Thank you for explanations.

For #1, I thought as the potential difference, at inifinity potential is zero, and on the surface of the sheet it is also zero. So $$\int_{\infty}^{Sheet} \vec E \cdot d\vec l =V(sheet)-V(\infty)=0$$. Since the solution has to be unique, regardless of the path chosen, this integral holds and therefore E field must be zero. I am not sure if it is reasonable to approach like this,though.

Your way- approaching from Laplace is a much solid way. Since, in Laplace eq, extremes only occur at the boundaries, which are zero in this case, the potential has to be zero too, and so does the E field. It makes more sense now.


Regarding #3, I am little bit confused. The metal sphere is connected to nowhere, so the total charge has to be conserved, and it is +Q. I would understand if the sphere was neutral, then E field creates a dipole like -q <--> q, which remains still in E field (except the dipole rotates). But you have extra +Q charge on the sphere. Regardless of its distribution, I would expect it to be positively charged, which should cause a motion along the E field, while cancels the E field inside.

Is there an easy way to prove the charge distribution of a metal sphere with total charge +Q under a uniform E field?

 

[kuruman]

Thank you for explanations.

For #1, I thought as the potential difference, at inifinity potential is zero, and on the surface of the sheet it is also zero. So $$\int_{\infty}^{Sheet} \vec E \cdot d\vec l =V(sheet)-V(\infty)=0$$. Since the solution has to be unique, regardless of the path chosen, this integral holds and therefore E field must be zero. I am not sure if it is reasonable to approach like this,though.

Your way- approaching from Laplace is a much solid way. Since, in Laplace eq, extremes only occur at the boundaries, which are zero in this case, the potential has to be zero too, and so does the E field. It makes more sense now.

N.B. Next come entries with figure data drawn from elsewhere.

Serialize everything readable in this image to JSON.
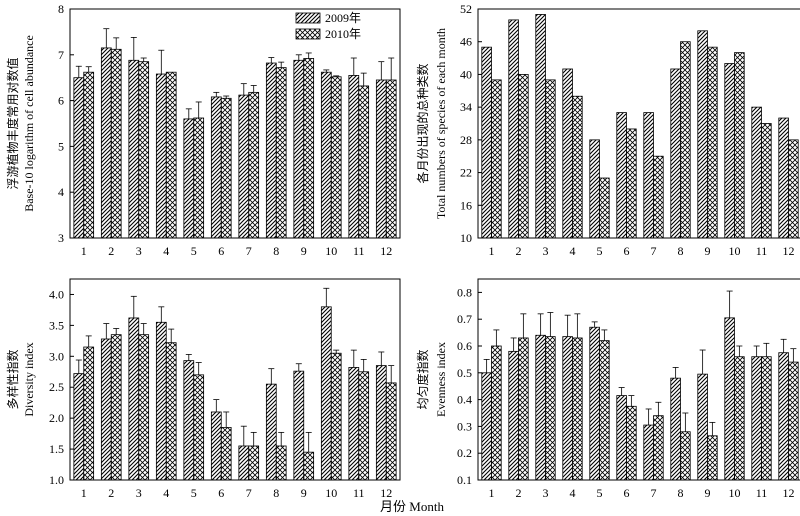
{
  "figure": {
    "xlabel": "月份 Month",
    "legend": [
      "2009年",
      "2010年"
    ]
  },
  "chart_data": [
    {
      "type": "bar",
      "categories": [
        "1",
        "2",
        "3",
        "4",
        "5",
        "6",
        "7",
        "8",
        "9",
        "10",
        "11",
        "12"
      ],
      "ylabel_cn": "浮游植物丰度常用对数值",
      "ylabel_en": "Base-10 logarithm of cell abundance",
      "ylim": [
        3,
        8
      ],
      "yticks": [
        3,
        4,
        5,
        6,
        7,
        8
      ],
      "ytick_labels": [
        "3",
        "4",
        "5",
        "6",
        "7",
        "8"
      ],
      "error_bars": true,
      "series": [
        {
          "name": "2009年",
          "values": [
            6.5,
            7.15,
            6.88,
            6.58,
            5.6,
            6.08,
            6.12,
            6.82,
            6.88,
            6.62,
            6.55,
            6.45
          ],
          "errors": [
            0.25,
            0.42,
            0.5,
            0.52,
            0.22,
            0.1,
            0.25,
            0.12,
            0.12,
            0.05,
            0.38,
            0.4
          ]
        },
        {
          "name": "2010年",
          "values": [
            6.62,
            7.12,
            6.85,
            6.62,
            5.62,
            6.05,
            6.18,
            6.72,
            6.92,
            6.52,
            6.32,
            6.45
          ],
          "errors": [
            0.12,
            0.25,
            0.08,
            0.0,
            0.35,
            0.05,
            0.15,
            0.12,
            0.12,
            0.02,
            0.28,
            0.48
          ]
        }
      ]
    },
    {
      "type": "bar",
      "categories": [
        "1",
        "2",
        "3",
        "4",
        "5",
        "6",
        "7",
        "8",
        "9",
        "10",
        "11",
        "12"
      ],
      "ylabel_cn": "各月份出现的总种类数",
      "ylabel_en": "Total numbers of species of each month",
      "ylim": [
        10,
        52
      ],
      "yticks": [
        10,
        16,
        22,
        28,
        34,
        40,
        46,
        52
      ],
      "ytick_labels": [
        "10",
        "16",
        "22",
        "28",
        "34",
        "40",
        "46",
        "52"
      ],
      "error_bars": false,
      "series": [
        {
          "name": "2009年",
          "values": [
            45,
            50,
            51,
            41,
            28,
            33,
            33,
            41,
            48,
            42,
            34,
            32
          ]
        },
        {
          "name": "2010年",
          "values": [
            39,
            40,
            39,
            36,
            21,
            30,
            25,
            46,
            45,
            44,
            31,
            28
          ]
        }
      ]
    },
    {
      "type": "bar",
      "categories": [
        "1",
        "2",
        "3",
        "4",
        "5",
        "6",
        "7",
        "8",
        "9",
        "10",
        "11",
        "12"
      ],
      "ylabel_cn": "多样性指数",
      "ylabel_en": "Diversity index",
      "ylim": [
        1.0,
        4.25
      ],
      "yticks": [
        1.0,
        1.5,
        2.0,
        2.5,
        3.0,
        3.5,
        4.0
      ],
      "ytick_labels": [
        "1.0",
        "1.5",
        "2.0",
        "2.5",
        "3.0",
        "3.5",
        "4.0"
      ],
      "error_bars": true,
      "series": [
        {
          "name": "2009年",
          "values": [
            2.72,
            3.28,
            3.62,
            3.55,
            2.93,
            2.1,
            1.55,
            2.55,
            2.76,
            3.8,
            2.82,
            2.85
          ],
          "errors": [
            0.22,
            0.25,
            0.35,
            0.25,
            0.1,
            0.2,
            0.32,
            0.25,
            0.12,
            0.3,
            0.28,
            0.22
          ]
        },
        {
          "name": "2010年",
          "values": [
            3.15,
            3.35,
            3.35,
            3.22,
            2.7,
            1.85,
            1.55,
            1.55,
            1.45,
            3.05,
            2.75,
            2.57
          ],
          "errors": [
            0.18,
            0.1,
            0.18,
            0.22,
            0.2,
            0.25,
            0.22,
            0.22,
            0.32,
            0.05,
            0.2,
            0.28
          ]
        }
      ]
    },
    {
      "type": "bar",
      "categories": [
        "1",
        "2",
        "3",
        "4",
        "5",
        "6",
        "7",
        "8",
        "9",
        "10",
        "11",
        "12"
      ],
      "ylabel_cn": "均匀度指数",
      "ylabel_en": "Evenness index",
      "ylim": [
        0.1,
        0.85
      ],
      "yticks": [
        0.1,
        0.2,
        0.3,
        0.4,
        0.5,
        0.6,
        0.7,
        0.8
      ],
      "ytick_labels": [
        "0.1",
        "0.2",
        "0.3",
        "0.4",
        "0.5",
        "0.6",
        "0.7",
        "0.8"
      ],
      "error_bars": true,
      "series": [
        {
          "name": "2009年",
          "values": [
            0.5,
            0.58,
            0.64,
            0.635,
            0.67,
            0.415,
            0.305,
            0.48,
            0.495,
            0.705,
            0.56,
            0.575
          ],
          "errors": [
            0.05,
            0.05,
            0.08,
            0.08,
            0.02,
            0.03,
            0.06,
            0.04,
            0.09,
            0.1,
            0.04,
            0.05
          ]
        },
        {
          "name": "2010年",
          "values": [
            0.6,
            0.63,
            0.635,
            0.63,
            0.62,
            0.375,
            0.34,
            0.28,
            0.265,
            0.56,
            0.56,
            0.54
          ],
          "errors": [
            0.06,
            0.09,
            0.09,
            0.09,
            0.04,
            0.04,
            0.05,
            0.07,
            0.05,
            0.04,
            0.05,
            0.05
          ]
        }
      ]
    }
  ]
}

Regarding #3, I am little bit confused. The metal sphere is connected to nowhere, so the total charge has to be conserved, and it is +Q. I would understand if the sphere was neutral, then E field creates a dipole like -q <--> q, which remains still in E field (except the dipole rotates). But you have extra +Q charge on the sphere. Regardless of its distribution, I would expect it to be positively charged, which should cause a motion along the E field, while cancels the E field inside.

Is there an easy way to prove the charge distribution of a metal sphere with total charge +Q under a uniform E field?

You are correct for 3. If there is net charge on the conducting sphere, there will be a net electric force. I must have had a mental lapse. Sorry about that.

I am not sure I understand what you mean by "prove the charge distribution." If you mean "find what it is", yes there is a way. First find the potential outside the sphere as if the sphere has no charge. This is something that is done in many (if not all) textbooks as an example. Note that this potential is zero on the sphere (it can't be zero at infinity because the uniform electric field extends all the way out there - an artifact of the problem.) Add a new term to your potential (what could it conceivably be?) to take into account that there is charge Q on the sphere. Derive the surface charge density from this potential. Prove that the new potential is a solution to Laplace's equation and satisfies all the boundary conditions. Note: part of this step involves integrating the surface charge density over the sphere, that is why you need to find the charge density first. Also note that putting charge on the sphere is equivalent to asking "Suppose I connect the sphere to a battery that raises the potential of the sphere to V₀. What is the charge Q that is added to the sphere?"

 

[babyeintein]

Thank you for your reply. I'll work on the potential one.